Par rapport aux titres parus (dix en tout), on notera donc, outre les changements d'ordre et de formulation de certains titres dans le plan, la couverture des événements jusqu'au retrait de De Gaulle début 1946. L'œuvre totale comportera donc les huit volumes prévus à l'origine suivis de deux autres sous le titre générique de La Grande Histoire des Français après l'occupation.
Le Peuple du désastre
[modifier | modifier le code]Ce premier tome (1976) est divisé en trois parties.
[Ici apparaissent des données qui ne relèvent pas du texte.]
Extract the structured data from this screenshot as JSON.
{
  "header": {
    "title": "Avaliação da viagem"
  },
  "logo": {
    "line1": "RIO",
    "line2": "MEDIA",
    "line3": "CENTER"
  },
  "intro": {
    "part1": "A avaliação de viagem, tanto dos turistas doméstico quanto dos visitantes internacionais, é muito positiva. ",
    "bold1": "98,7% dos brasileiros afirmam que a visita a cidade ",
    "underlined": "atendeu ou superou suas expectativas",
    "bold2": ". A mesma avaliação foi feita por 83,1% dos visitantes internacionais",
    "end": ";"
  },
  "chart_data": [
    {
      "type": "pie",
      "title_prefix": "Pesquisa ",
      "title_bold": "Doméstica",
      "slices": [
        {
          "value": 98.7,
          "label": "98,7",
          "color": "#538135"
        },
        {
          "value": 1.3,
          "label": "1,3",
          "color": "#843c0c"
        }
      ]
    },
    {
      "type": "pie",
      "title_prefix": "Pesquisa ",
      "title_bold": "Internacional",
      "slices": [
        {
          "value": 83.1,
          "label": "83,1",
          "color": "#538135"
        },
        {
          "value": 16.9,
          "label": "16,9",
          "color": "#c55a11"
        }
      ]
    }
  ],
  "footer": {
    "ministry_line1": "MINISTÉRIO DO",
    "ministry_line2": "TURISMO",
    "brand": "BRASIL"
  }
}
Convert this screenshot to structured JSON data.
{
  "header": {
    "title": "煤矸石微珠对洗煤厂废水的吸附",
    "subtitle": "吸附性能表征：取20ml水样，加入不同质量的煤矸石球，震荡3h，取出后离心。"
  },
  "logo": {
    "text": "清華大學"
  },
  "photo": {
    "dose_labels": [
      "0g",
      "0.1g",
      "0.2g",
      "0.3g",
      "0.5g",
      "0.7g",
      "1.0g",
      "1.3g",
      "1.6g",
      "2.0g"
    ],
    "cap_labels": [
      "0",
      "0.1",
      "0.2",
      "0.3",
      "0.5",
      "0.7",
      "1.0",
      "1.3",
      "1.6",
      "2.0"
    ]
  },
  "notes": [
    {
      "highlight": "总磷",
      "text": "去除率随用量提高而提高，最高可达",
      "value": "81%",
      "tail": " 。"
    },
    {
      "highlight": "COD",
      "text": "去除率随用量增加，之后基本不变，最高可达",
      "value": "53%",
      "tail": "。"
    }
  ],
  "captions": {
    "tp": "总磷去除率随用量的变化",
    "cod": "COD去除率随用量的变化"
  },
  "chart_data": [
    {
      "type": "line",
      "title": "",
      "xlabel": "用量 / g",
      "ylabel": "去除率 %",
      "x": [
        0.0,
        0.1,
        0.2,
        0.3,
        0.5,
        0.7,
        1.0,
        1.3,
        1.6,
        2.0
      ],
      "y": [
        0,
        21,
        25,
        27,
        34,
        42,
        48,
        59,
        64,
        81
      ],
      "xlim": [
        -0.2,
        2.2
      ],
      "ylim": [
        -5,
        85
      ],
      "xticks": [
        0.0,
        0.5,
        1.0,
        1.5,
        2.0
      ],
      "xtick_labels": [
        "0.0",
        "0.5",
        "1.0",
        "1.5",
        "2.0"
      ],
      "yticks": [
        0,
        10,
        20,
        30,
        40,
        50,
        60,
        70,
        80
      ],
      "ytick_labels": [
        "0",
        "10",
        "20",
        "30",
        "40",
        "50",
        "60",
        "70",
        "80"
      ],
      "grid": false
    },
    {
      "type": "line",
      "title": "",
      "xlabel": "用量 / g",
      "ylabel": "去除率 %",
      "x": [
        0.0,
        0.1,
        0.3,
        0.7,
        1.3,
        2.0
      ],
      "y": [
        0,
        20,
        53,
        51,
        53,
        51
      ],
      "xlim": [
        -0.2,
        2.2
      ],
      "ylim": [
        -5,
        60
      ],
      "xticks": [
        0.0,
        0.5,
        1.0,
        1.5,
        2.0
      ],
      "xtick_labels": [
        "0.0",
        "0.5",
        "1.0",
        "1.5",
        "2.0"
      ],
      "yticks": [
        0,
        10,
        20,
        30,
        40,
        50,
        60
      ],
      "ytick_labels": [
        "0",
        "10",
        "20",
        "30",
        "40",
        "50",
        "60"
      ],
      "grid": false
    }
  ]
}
- « Les Français en 1939 » donne un aperçu à la fois politique et sociétal des années avant guerre avant de s'interroger sur l'impréparation de l'armée française et les responsabilités individuelles et collectives.
- « La drôle de guerre » couvre la période allant du pacte germano-soviétique à l'invasion du 10 mai 1940. Il décrit l'isolement progressif du parti communiste jusqu'à son interdiction. Puis alternant évènements publics et anecdotes privées il communique sur ces sentiments ambigus que dégage cette drôle de guerre.
- « La débâcle » est la partie la plus développée. Elle décrit brièvement les événements militaires, mais s'attarde sur l'impact politique, les hésitations de Paul Reynaud et de son gouvernement ; le repli sur la Touraine, puis Bordeaux ; les vives discussions sur l'armistice, la démission de Reynaud et l'appel à Pétain.
Quarante millions de pétainistes
[modifier | modifier le code]Le titre de ce deuxième tome (1977) a paru provocateur à beaucoup de commentateurs. Amouroux s'en explique dans la préface : « Les opposants sont peu nombreux […] C'est leur gloire d'être d'abord des solitaires ». L'expression s'est toutefois imposée au point d'être largement citée par d'autres historiens pour la combattre ou l'adopter. L'ouvrage comprend trois parties.
- « L'homme de 1856 et les Français de 1940 » commence par une courte biographie du maréchal Pétain avant de décrire longuement le processus conduisant au transfert des pleins pouvoirs au maréchal. Puis sont évoquées les premières exigences allemandes dans le cadre des négociations de l'armistice, les tensions avec la Grande-Bretagne après Mers el-Kébir et les répercussions sur la vie quotidienne des Français.
- « L'assemblée des fidèles » insiste sur le culte organisé de Pétain, notamment au travers de la création de la Légion française des combattants, le soutien de l'Église et l'effacement des oppositions.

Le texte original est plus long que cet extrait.